Women with Marfan syndrome (MFS) are at high risk for pregnancy-associated aortic dissection. Pathogenic models that singularly invoke hemodynamic stress are difficult to reconcile with predominant postnatal occurrence of aortic tear, often occurring weeks to months after delivery. In consideration of events that peak at term, are sustained after delivery, and might synergize with previously defined signaling pathways implicated in aneurysm progression, we examined the hormone oxytocin, which initiates uterine contraction and milk letdown for the duration of lactation through phosphorylation of extracellular signal–regulated kinase (ERK).
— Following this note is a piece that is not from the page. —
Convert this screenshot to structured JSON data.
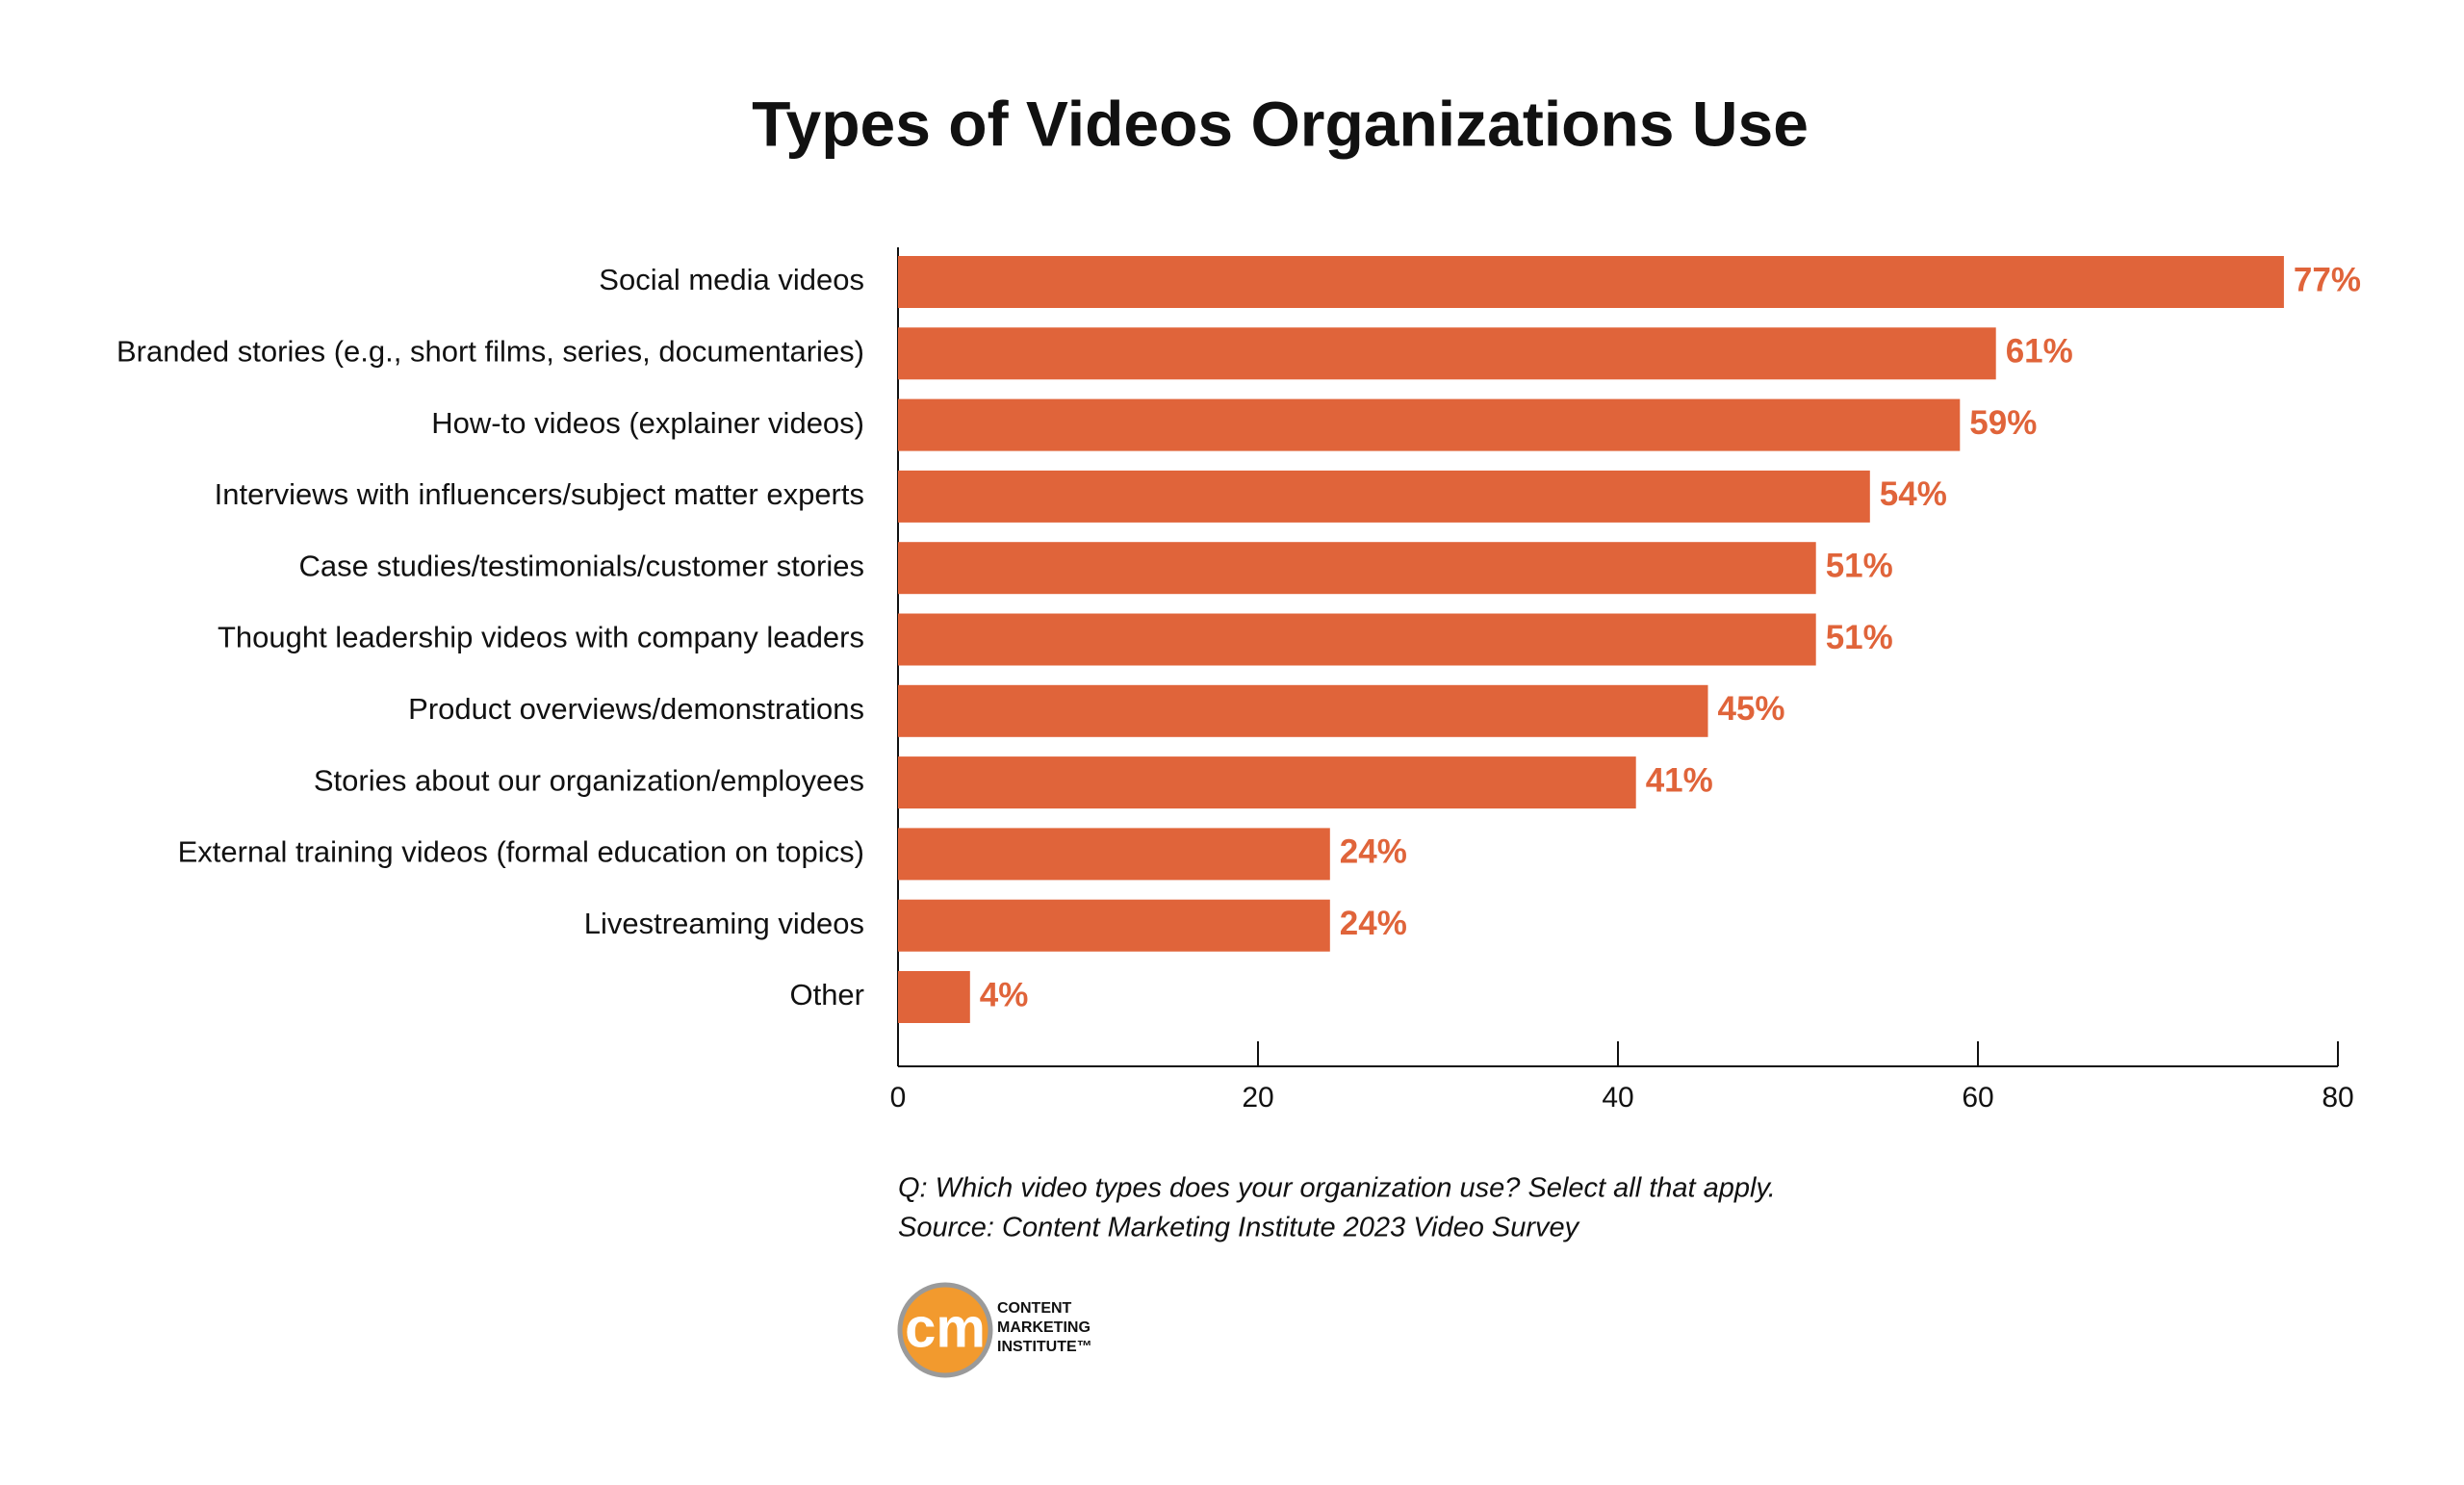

In a mouse model of MFS that shows highly penetrant postnatal aortic dissection, risk was strongly attenuated by preventing lactation or use of an oxytocin receptor antagonist. Survival correlated inversely with the extent of ERK activation in the aortic wall, and strong protection was observed upon attenuation of ERK phosphorylation using an inhibitor of ERK kinase (MEK) or the U.S. Food and Drug Administration–approved medication hydralazine, offering potential therapeutic strategies for pregnancy-associated vascular catastrophe in the setting of MFS.